When you prepare for an interview, plan and rehearse answers to potential interview questions. It may be useful to memorize your training, skills and experience, and be ready to answer questions on what you did and how you did it.
Libraries and bookstores also have books with possible interview questions.
Confirm the scheduled interview time and arrive early. Find out ahead of time where you are going and how long it will take to get there. Drive or travel the route a day or two ahead, at the same time of day as you will on the day of the interview. Set aside at least an hour for the interview.
Step 2) Interview materials
Carry a folder or envelope to the interview that contains:
- A copy of your résumé for each interviewer.
- Copies of your reference list.
- Paper and a pen, so you can write down the interviewer's name, the time of any future interview, or other information you might need later.
- Copies of letters of recommendation, if you have any.
Step 3) Interview
Here are some suggestions to help you succeed in an interview.
- Greet the interviewer or panel members.
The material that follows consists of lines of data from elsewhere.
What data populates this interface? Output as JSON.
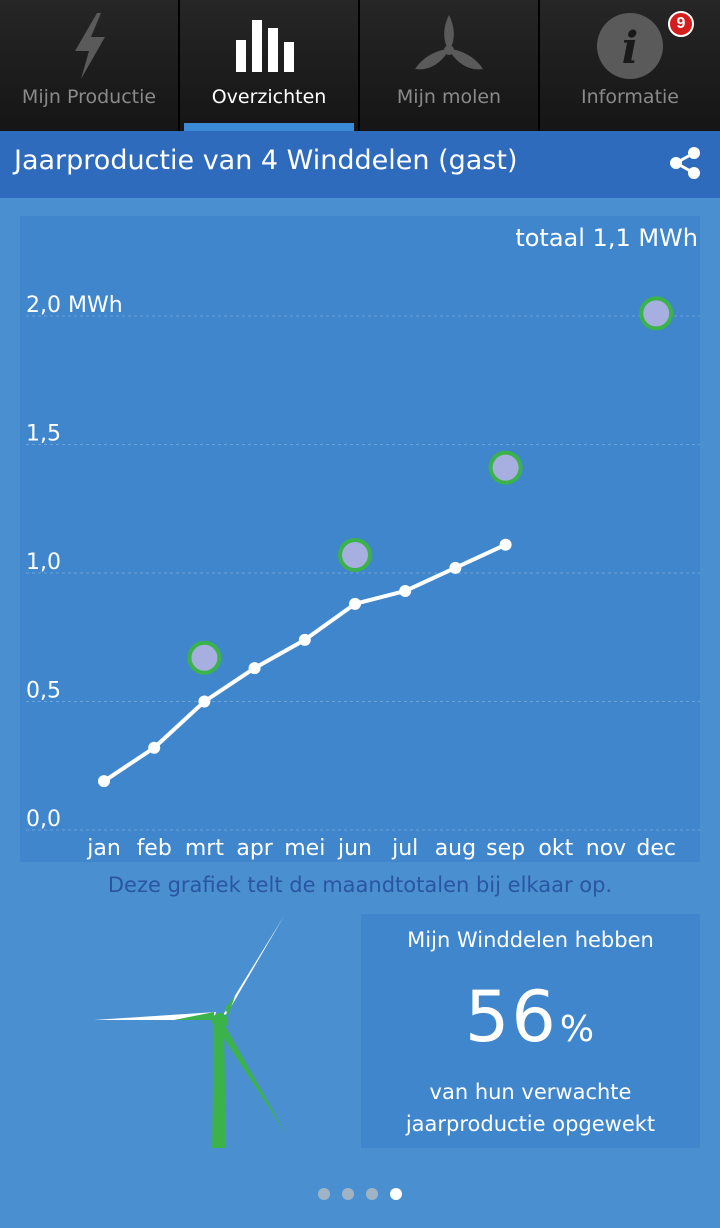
{
  "tabs": [
    {
      "label": "Mijn Productie",
      "icon": "lightning-icon",
      "active": false
    },
    {
      "label": "Overzichten",
      "icon": "bar-chart-icon",
      "active": true
    },
    {
      "label": "Mijn molen",
      "icon": "windmill-rotor-icon",
      "active": false
    },
    {
      "label": "Informatie",
      "icon": "info-icon",
      "active": false
    }
  ],
  "info_badge": "9",
  "header": {
    "title": "Jaarproductie van 4 Winddelen (gast)",
    "share_icon": "share-icon"
  },
  "chart_data": {
    "type": "line",
    "title": "totaal 1,1 MWh",
    "ylabel": "MWh",
    "ylim": [
      0,
      2.0
    ],
    "y_ticks": [
      "0,0",
      "0,5",
      "1,0",
      "1,5",
      "2,0 MWh"
    ],
    "categories": [
      "jan",
      "feb",
      "mrt",
      "apr",
      "mei",
      "jun",
      "jul",
      "aug",
      "sep",
      "okt",
      "nov",
      "dec"
    ],
    "series": [
      {
        "values": [
          0.19,
          0.32,
          0.5,
          0.63,
          0.74,
          0.88,
          0.93,
          1.02,
          1.11,
          null,
          null,
          null
        ],
        "color": "#ffffff"
      },
      {
        "values": [
          null,
          null,
          0.67,
          null,
          null,
          1.07,
          null,
          null,
          1.41,
          null,
          null,
          2.01
        ],
        "color": "#a6afdf",
        "outline": "#3bb34a"
      }
    ]
  },
  "note": "Deze grafiek telt de maandtotalen bij elkaar op.",
  "summary": {
    "line1": "Mijn Winddelen hebben",
    "percent": "56",
    "percent_sign": "%",
    "line3a": "van hun verwachte",
    "line3b": "jaarproductie opgewekt"
  },
  "pager": {
    "count": 4,
    "active": 4
  },
  "colors": {
    "accent": "#3a8ad6",
    "header": "#2f6bbd",
    "background": "#4a90d0",
    "panel": "#3f86cd",
    "turbine_green": "#3bb34a"
  }
}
Introduce yourself and shake hands firmly. Smile. A sincere smile will help to put you, and the interviewer, at ease. Stand until you are invited to sit down.
- Let the interviewer or panel members take the lead and set the tone. Make eye contact, and answer the questions in a firm, clear, confident voice. Relax and sit naturally. Be prepared to tell the interviewer more about your education, training and skills, work experience, and the personality traits that make you right for the job.
- Ask for more explanation if you do not understand a question. It is better to ask for clarification than to answer inappropriately.
- During the interview, you may be asked if you have any questions. You should prepare a couple of questions that shows that you are informed about the company. This is why it is important to have researched the company and the job at the application stage of the process.
Step 4) After the interview
After an interview, you may wait days or weeks to hear if you were successful. What can you do in the meantime?
- Write a letter to the interviewers: Thank the interviewers for taking the time to interview you. Restate your interest in the job and remind them of your qualifications. If possible, mail or e-mail the letter the same day as your interview.
- Go over the interview in your mind (Reflection): Consider what parts went well and did not, what you feel worked and what did not, what you would say or do differently the next time. This will help you learn from each interview.
- Follow-up call: If the employer is supposed to call you on a certain day, be available to take the call. If you are not called at the specified time, make a follow-up call. If you agreed to call the employer back, be sure to do it on the agreed-upon day. If you did not make any arrangements, and you have not heard from the employer in about two weeks, call to find out the status of the hiring process.
- Ask questions: If you find out you did not get the job, you can ask why. "Can you tell me what would have made me a better candidate for the position?" Ask if the employer knows of any other job openings in your line of work. Always thank the employer or personnel manager for considering you. Be professional and polite. Even if you do not get the job, you never know when the employer may be hiring again.